И стыдно даже. Подсунут тебе голую фразу: твое личное, мол, дороже общественного. Шкурные интересы! И ты сразу скис. Это еще ладно. А то яриться начинаешь на самого же себя. Так и со мной было.
Шел я из конторы и думал: как же это я не заметил, что омещанился! Мне, потомственному рабочему – и начинать разговор не с работы, а с квартиры, с ругани! Уперся я рылом в бытовое корыто, вот в чем суть. А я думал, что тещу победил. Нет, она меня одолела: прилипла ко мне ее расчетливость, как репей, и по миру за мной пошла. И я стал противен самому себе, и мне трудно было заходить домой: что я скажу Наташе? Утешать ее, врать, что все будет хорошо, то есть получим дом, я не мог. Убеждать ее в том, что главное жизнь не в удобстве, а в труде, и все такое прочее?.. Но зачем? Разве она сделала мне хоть один упрек за этот барак? Я вспомнил, как она испуганно и растерянно умолкла, когда рабочий вел нас к бараку. Я видел, как она глотала слезы в комнате и шептала мне: «Ты – хороший», точно извинялась передо мной за свою слабость. Ну что я ей скажу?
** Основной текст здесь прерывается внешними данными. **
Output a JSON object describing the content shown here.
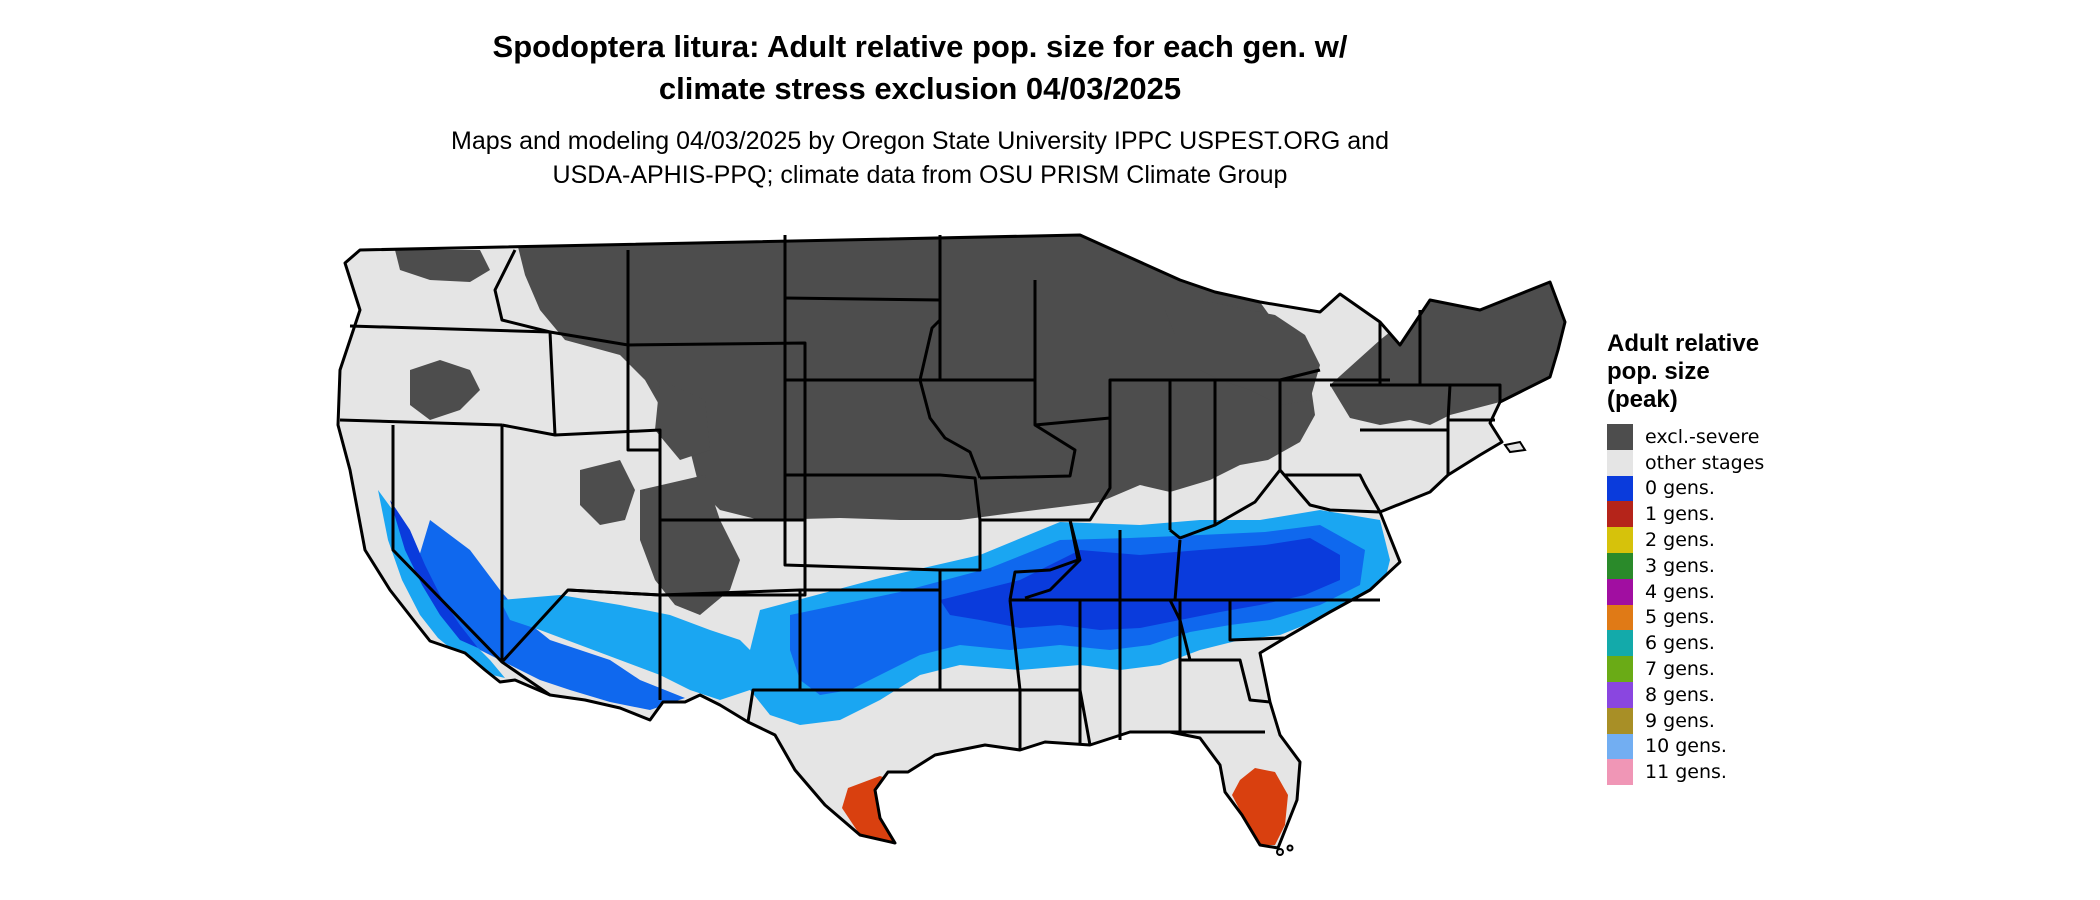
{
  "title_line1": "Spodoptera litura: Adult relative pop. size for each gen. w/",
  "title_line2": "climate stress exclusion 04/03/2025",
  "subtitle_line1": "Maps and modeling 04/03/2025 by Oregon State University IPPC USPEST.ORG and",
  "subtitle_line2": "USDA-APHIS-PPQ; climate data from OSU PRISM Climate Group",
  "legend": {
    "title_lines": [
      "Adult relative",
      "pop. size",
      "(peak)"
    ],
    "items": [
      {
        "label": "excl.-severe",
        "color": "#4d4d4d"
      },
      {
        "label": "other stages",
        "color": "#e5e5e5"
      },
      {
        "label": "0 gens.",
        "color": "#0a3bdc"
      },
      {
        "label": "1 gens.",
        "color": "#b5241a"
      },
      {
        "label": "2 gens.",
        "color": "#d6c20b"
      },
      {
        "label": "3 gens.",
        "color": "#2a8a2a"
      },
      {
        "label": "4 gens.",
        "color": "#a10ea1"
      },
      {
        "label": "5 gens.",
        "color": "#e07a16"
      },
      {
        "label": "6 gens.",
        "color": "#13aaaa"
      },
      {
        "label": "7 gens.",
        "color": "#6aab16"
      },
      {
        "label": "8 gens.",
        "color": "#8a46e0"
      },
      {
        "label": "9 gens.",
        "color": "#a88f26"
      },
      {
        "label": "10 gens.",
        "color": "#72aef2"
      },
      {
        "label": "11 gens.",
        "color": "#f096b6"
      }
    ]
  },
  "map_colors": {
    "excluded": "#4d4d4d",
    "other": "#e5e5e5",
    "blue_dark": "#0a3bdc",
    "blue_mid": "#0f68ee",
    "blue_light": "#1aa6f2",
    "red": "#d9400f",
    "border": "#000000"
  }
}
Прихожу, а та комната вроде бы уж и не та; теперь она прибрана, и словно все повеселело: на окнах занавесочки, кровать под голубым покрывалом, над кроватью висит картина «Неизвестная» Крамского, из «Огонька» вырезала, и то место в дощатой перегородке, где были большие щели, завешено ковриком.
Наташа возле порога сидит на скамеечке и расчесывает и прихорашивает ту самую девочку, которая смотрела в щель сквозь перегородку. А рядом тазик с водой, где вымыта была эта девочка. И дочка наша спит посреди кровати.
– Молодец, – говорю, – Наталья. Сейчас я кроватку для Люськи смастерю. – А про то, что Редькин сказал, и не заикаюсь. И она молчит. Каждый свое делаем и молчим.
Под вечер уже с улицы донеслось хриплое пение: «Кээк умру я, умру ды пыхаронят меня…» Потом кто-то загрохал сапогами по коридору, и в дверях наших появилась волосатая личность в расстегнутом пиджаке и в замызганной рубахе. Это был наш сосед кузнец Сергованцев. Ухватился руками за косяк и любезно эдак осклабился:
– А, соседушек бог послал! Добро пожаловать к нашему шалашу.
А дочка подбежала к нему и дернула его за полу. Он ажно удивился:
– Дочка! Кто же тебя так убрал-то? – И вроде бы протрезвел в минуту. Присел у порога на пол, стал гладить ее по голове и приговаривать: – Пожалели тебя, значит. Эх ты, моя сирота-сиротинушка! Вы уж извините за беспокойство. Мать схоронили, вот она и прибивается, как ярочка, к чужому табуну.
– А что с ней? – спросила Наташа.
– Аппендицит! Хватились поздно. Везти на операцию, а дороги нет. Пока на этой чертовой волокуше везли – она и скончалась.
Кузнец ушел, а я снова за свои раздумья. Все мои мысли как бы разбились на две группы. Первая кричала: «Ты омещанился! Ты поддался бытовой трудности!» А вторая спрашивала: «А в чем виновата жена? Разве она в этот барак ехала?».
– Но ведь бывают же временные трудности? – перебил я Силаева.
– Вот-вот! – с живостью подхватил он. – Я тогда точно так и думал. Мол, какого черта в самом деле – это же временная трудность! Очень удобный сучок, за который мы часто хватаемся. Но подо мной он тогда сразу обломился. Для директора леспромхоза и для вас – это все временные трудности. А для кузнеца Сергованцева какие ж это временные, когда из-за них он жену свою похоронил? Дочь его на всю жизнь сиротой осталась!
Он машинально протянул руку к тому месту, где стояла водка и, не найдя ничего, смущенно кашлянул, затем взял папиросу и долго молча курил, опершись подбородком на колени.
– Может, вам не интересно все, что я рассказываю? – спросил он раздумчиво, не глядя на меня.
– Нет, почему же? Рассказывайте, пожалуйста, – попросил я его.
– Ну, хорошо, я постараюсь покороче, – сказал он, поднимая голову.